Bank-ı Şahane-i Osmani bu direnişini Cumhuriyete kadar sürdürebilecektir. Cumhuriyet’in ilanından sonra hem Fransızca yazışma direncinden vazgeçecek hem de Türk personel çalıştıracak ve onların maaşlarını doğru dürüst bir seviyeye getirecektir.
Prof. Dr. Haydar Kazgan aynı kitapta “en yüksek maaşı İngiliz ve Fransızlar alırken, Müslümanların maaşı bankanın ortalama personel maaşının hemen hemen üçte biri kadardı” tespitinde bulunur.
10 Mart 1924’te imzalanan anlaşmada hem bankanın dilinin hem de personelinin Türkleşmesi yolunda önemli bir adım atılır.
Sözleşmenin 11. Maddesinde şu hüküm yer alır:
“Osmanlı Bankası Türk Müslüman memurlarının adedini(sayısını) işbu mukavelenin(anlaşmanın) tesisi(oluşturulması) tarihinden itibaren üç sene zarfında(müddetinde) tedricen(safha safha/giderek) Türkiye dâhilinde bulunan merkez ve şubelerindeki memurların toplamının en az %30’una ve 5’inci senenin sonunda yarısına iblağ(eriştirme/ulaştırma) edecektir. Bu memurlara verilecek maaş genel müdür ve yardımcısının maaşları hariç olmak üzere üç sene sonunda umumi maaş toplamının en az %15’ine ve beşinci senenin sonunda %20’sine, yedi senin sonunda da %30’una ulaşacaktır.”

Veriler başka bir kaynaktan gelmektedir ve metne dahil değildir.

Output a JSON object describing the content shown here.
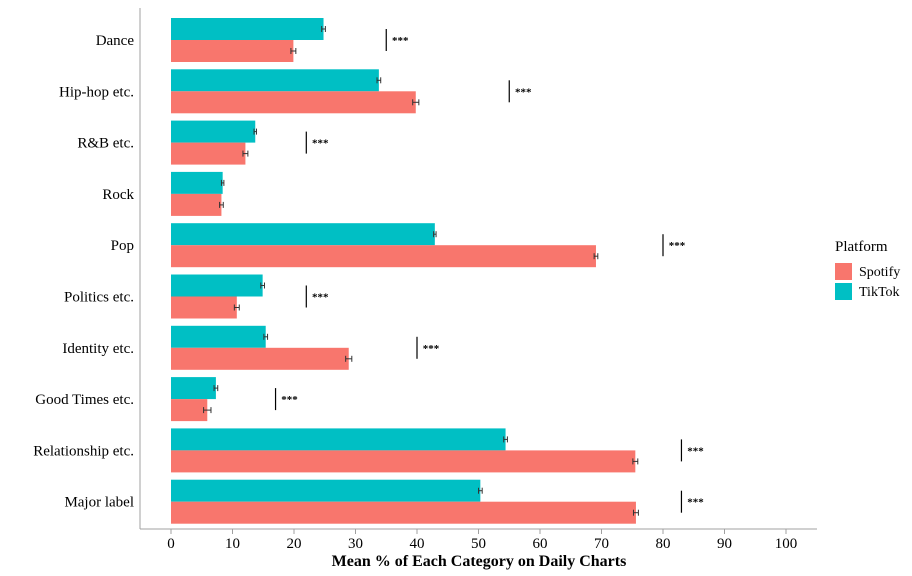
{
  "chart_data": {
    "type": "bar",
    "orientation": "horizontal",
    "categories": [
      "Dance",
      "Hip-hop etc.",
      "R&B etc.",
      "Rock",
      "Pop",
      "Politics etc.",
      "Identity etc.",
      "Good Times etc.",
      "Relationship etc.",
      "Major label"
    ],
    "series": [
      {
        "name": "TikTok",
        "color": "#00BFC4",
        "values": [
          24.8,
          33.8,
          13.7,
          8.4,
          42.9,
          14.9,
          15.4,
          7.3,
          54.4,
          50.3
        ],
        "error": [
          0.3,
          0.3,
          0.2,
          0.2,
          0.2,
          0.3,
          0.3,
          0.3,
          0.3,
          0.3
        ]
      },
      {
        "name": "Spotify",
        "color": "#F8766D",
        "values": [
          19.9,
          39.8,
          12.1,
          8.2,
          69.1,
          10.7,
          28.9,
          5.9,
          75.5,
          75.6
        ],
        "error": [
          0.4,
          0.5,
          0.4,
          0.3,
          0.3,
          0.4,
          0.5,
          0.6,
          0.4,
          0.4
        ]
      }
    ],
    "significance": [
      {
        "x": 35,
        "label": "***"
      },
      {
        "x": 55,
        "label": "***"
      },
      {
        "x": 22,
        "label": "***"
      },
      null,
      {
        "x": 80,
        "label": "***"
      },
      {
        "x": 22,
        "label": "***"
      },
      {
        "x": 40,
        "label": "***"
      },
      {
        "x": 17,
        "label": "***"
      },
      {
        "x": 83,
        "label": "***"
      },
      {
        "x": 83,
        "label": "***"
      }
    ],
    "xlabel": "Mean % of Each Category on Daily Charts",
    "ylabel": "",
    "xlim": [
      0,
      100
    ],
    "xticks": [
      0,
      10,
      20,
      30,
      40,
      50,
      60,
      70,
      80,
      90,
      100
    ],
    "grid": false,
    "legend": {
      "title": "Platform",
      "placement": "right",
      "entries": [
        {
          "name": "Spotify",
          "color": "#F8766D"
        },
        {
          "name": "TikTok",
          "color": "#00BFC4"
        }
      ]
    }
  }
}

Cumhuriyet Osmanlının Düyunu Umumiye borcunu da 1954 yılına kadar ödemiştir.
Cumhuriyet 2.Dünya Savaşının tüm olumsuz koşullarına rağmen Demokrat Parti iktidarına 127 ton altın ve 280 milyon dolar devretmiştir. Bu açıklamalar DP tarafından hiç yalanlanmamıştır.
Bütün bunları yaparken de
İttihat Terakki ve onun Maliye Bakanı Cavit Beyi umursamayan Bank-ı Şahane-i Osmani Cumhuriyete yenilmişti.
Cumhuriyet 1930 yılında merkez bankası yetkisini kaldıracak ardından da kendi 11 Haziran 1930’de kendi Türkiye Cumhuriyet Merkez Bankasını kurmuştur.
O ve Onlar inandılar, yola çıktılar ve tüm zorlukları aşarak yeni bir devlet kurdular.
Askerinin kıçında donu, ayağında çorabı olmayan bir orduyla hem düşmanları hem isyan ve ihanetleri yenerek kurdular.
O ve Onlara şükran ve rahmet borcumuzu nasıl ödeyebiliriz, bilen var mı acaba?